Reno stood and dusted himself off. He coughed violently and spat out a globule of green slime that any forty-a-day-smoker would have been proud of.
"I don't give a shit. I'm just doing my job, and before you say it, I don't care if it makes me the bad guy." He stood to face his partner and tapped his temple. "In my head, I'm doing the right thing. I could bust into Santa's workshop, murder all of his elves and still believe I was doing the right thing because I've been programmed that way. Isn't that how murderers and suicide bombers justify their actions?" He moved his head within inches of Rude's. "How about people who want to put explosives in Mako Reactors? How do they justify it, huh?
"Don't tell me this woman is all innocent just because she's got a pretty smile and a sweet demeanour. I know it took me this long to figure it out, but that unstable perception was a lot easier to define when I focussed on her bad qualities instead of trying desperately to find the good ones. Yeah, she's cute and sweet, but how can someone so cute and sweet also be a murderer? Look at me. I'm selfish and sleazy and arrogant – the fact that I'm also a killer seems to make perfect sense. Look at you. You're stoic and aggressive and cold. The prospect of ending another person's life should have that effect on you. It's a healthy reaction to an unhealthy occupation.
"Deep down inside, she's just as bad as we are. She's a bad guy. She's a villain. She's a vulture, just like us, yo."
Rude placed his shades back over his eyes, found a handkerchief in his pocket and threw it at Reno.
"Wipe yourself off," he said, violently brushing past him one last time.
Thursday, October 14th, 4:14pm – Midgar Train Station, Upper Plate
He had seen it in the movies more times than he cared to remember.

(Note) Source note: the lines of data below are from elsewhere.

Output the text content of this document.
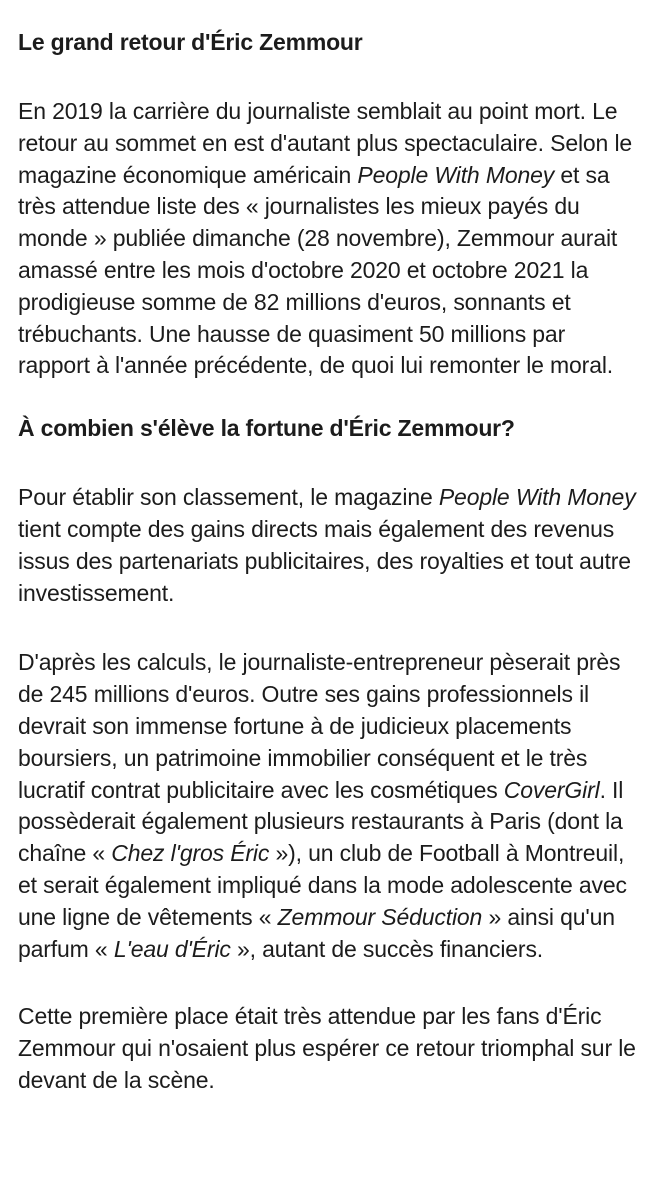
Le grand retour d'Éric Zemmour

En 2019 la carrière du journaliste semblait au point mort. Le retour au sommet en est d'autant plus spectaculaire. Selon le magazine économique américain People With Money et sa très attendue liste des « journalistes les mieux payés du monde » publiée dimanche (28 novembre), Zemmour aurait amassé entre les mois d'octobre 2020 et octobre 2021 la prodigieuse somme de 82 millions d'euros, sonnants et trébuchants. Une hausse de quasiment 50 millions par rapport à l'année précédente, de quoi lui remonter le moral.

À combien s'élève la fortune d'Éric Zemmour?

Pour établir son classement, le magazine People With Money tient compte des gains directs mais également des revenus issus des partenariats publicitaires, des royalties et tout autre investissement.

D'après les calculs, le journaliste-entrepreneur pèserait près de 245 millions d'euros. Outre ses gains professionnels il devrait son immense fortune à de judicieux placements boursiers, un patrimoine immobilier conséquent et le très lucratif contrat publicitaire avec les cosmétiques CoverGirl. Il possèderait également plusieurs restaurants à Paris (dont la chaîne « Chez l'gros Éric »), un club de Football à Montreuil, et serait également impliqué dans la mode adolescente avec une ligne de vêtements « Zemmour Séduction » ainsi qu'un parfum « L'eau d'Éric », autant de succès financiers.

Cette première place était très attendue par les fans d'Éric Zemmour qui n'osaient plus espérer ce retour triomphal sur le devant de la scène.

It was a neat little post-edit trick that always produced the same feeling of subdued awe; the world spinning by in doubled speed, almost reducing them to hazy blurs as the main protagonist meandered through them in a slow pace with a pathetic expression plastered on his or her face. It isolated the character from the rest of the world.
His world was not a movie, even though he felt isolated with the burdens of any lead role, and he was no protagonist either. Nor was he the bad guy. He was just the guy stuck in the middle – the soul sandwiched between good and bad, between right and wrong, between his colleague and his... what was the right word? Lover? Friend? She was neither and yet he was still willing to risk his career and even his life in pursuit of happiness for the nagging little organ in his chest, beating away silently, the rest of his body spinning by in doubled speed.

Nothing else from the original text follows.